Four companies — parent company of Google Alphabet, Amazonfacebook parent Meta and Microsoft – paid collectively more than 350 billion dollars from their market capitalization, the measure of the total value of all their shares.
Apple was a beacon of hope, with its stock soaring on Friday after beating expectations.
Investors worried about the technology sector can take comfort in the fact that the current shift is not the same as that of 2000, according to Larry Adam, chief investment officer of Raymond James.
A key difference is that the companies in question are now more robust, with profits and, in some cases, dividends on the rise, he said.
As some companies take a hit on their stocks, the biggest takeaway is not to overreact, Adam said.
But it would be wise for investors to monitor their exposure.
The biggest names in pure tech — Apple, Microsoft and Visa — make up more than 45% of revenue in this space, according to Adam.

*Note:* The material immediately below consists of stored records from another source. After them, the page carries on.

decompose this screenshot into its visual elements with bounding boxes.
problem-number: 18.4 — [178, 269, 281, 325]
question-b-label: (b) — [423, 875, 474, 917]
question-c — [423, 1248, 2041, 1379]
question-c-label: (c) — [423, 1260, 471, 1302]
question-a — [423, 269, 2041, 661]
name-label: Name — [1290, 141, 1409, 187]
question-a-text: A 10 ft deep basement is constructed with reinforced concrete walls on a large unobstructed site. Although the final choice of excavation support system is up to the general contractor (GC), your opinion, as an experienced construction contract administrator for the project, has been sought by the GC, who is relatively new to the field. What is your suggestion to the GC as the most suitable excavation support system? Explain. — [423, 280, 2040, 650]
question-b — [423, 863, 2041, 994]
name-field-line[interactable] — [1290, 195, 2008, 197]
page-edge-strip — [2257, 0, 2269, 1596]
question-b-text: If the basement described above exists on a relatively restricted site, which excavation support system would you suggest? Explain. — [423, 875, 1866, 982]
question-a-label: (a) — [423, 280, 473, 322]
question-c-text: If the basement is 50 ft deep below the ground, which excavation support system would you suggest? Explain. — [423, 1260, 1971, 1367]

Alphabet and Metawhich technically fall under communication services, represent 53% of revenues in this sector. Amazon is a major player in consumer discretionary.
“Technology is more dynamic than it was,” Adam said. “It’s in different components and sectors of the economy and the stock market.”
While investors may think they’re diversified by holding different funds, they may actually have a lot of duplication in those holdings — and more tech exposure than they realize, said Ryan Viktorin, vice president and financial consultant at Fidelity Investments.
“It’s always about making sure you don’t end up in an unbalanced portfolio,” Viktorin said. “You always want to go back to, ‘Am I diverse for the timeline I have, for the risk tolerance I have, and for the goals I’m trying to achieve?'”
The increased volatility has caused many clients to wonder, “Am I still okay?” said Viktorin, who is a Certified Financial Planner.
“The most important thing about an allocation or a portfolio is getting to a place where you can stay invested no matter what,” she said.
The actual risk of each investor may vary depending on his or her situation. For example, someone who works in technology is already taking substantial risks outside of their portfolio because their income depends on the sector, Viktorin said.
Ideally, you should be in a sufficiently diversified allocation to be able to weather a recession and successfully exit the other side, she said.
To buy and hold for the long term, investors must design an allocation that allows them to do so, according to Mark Hebner, president of Index Fund Advisorsan Irvine, Calif.-based company that was No. 66 on the 2022 CNBC Financial Advisor 100 list.
To do this, Hebner said he prefers to underweight growth stocks in favor of stocks in the value category.
Growth stocks are generally companies with high ratios between market value and book value. While these stocks anticipate growth, value stocks tend to outperform, according to Hebner. In particular, tech stocks have value exceeded since the financial crisis, but there are signs upgrading is in progress.
Since 1928, the return for US growth stocks has been 9.76% versus 12.6% for value stocks. Additionally, value stocks also outperformed growth in international and emerging markets.
“You want to design an equity allocation that gives you exposure to a small value in your allocation,” Hebner said.
Funds that offer that exposure to small-value indices, through Russell in the U.S. and MSCI internationally, can help, Hebner said. Fund providers to look for can include iShares, Vanguard and Dimensional Fund Advisors, he said.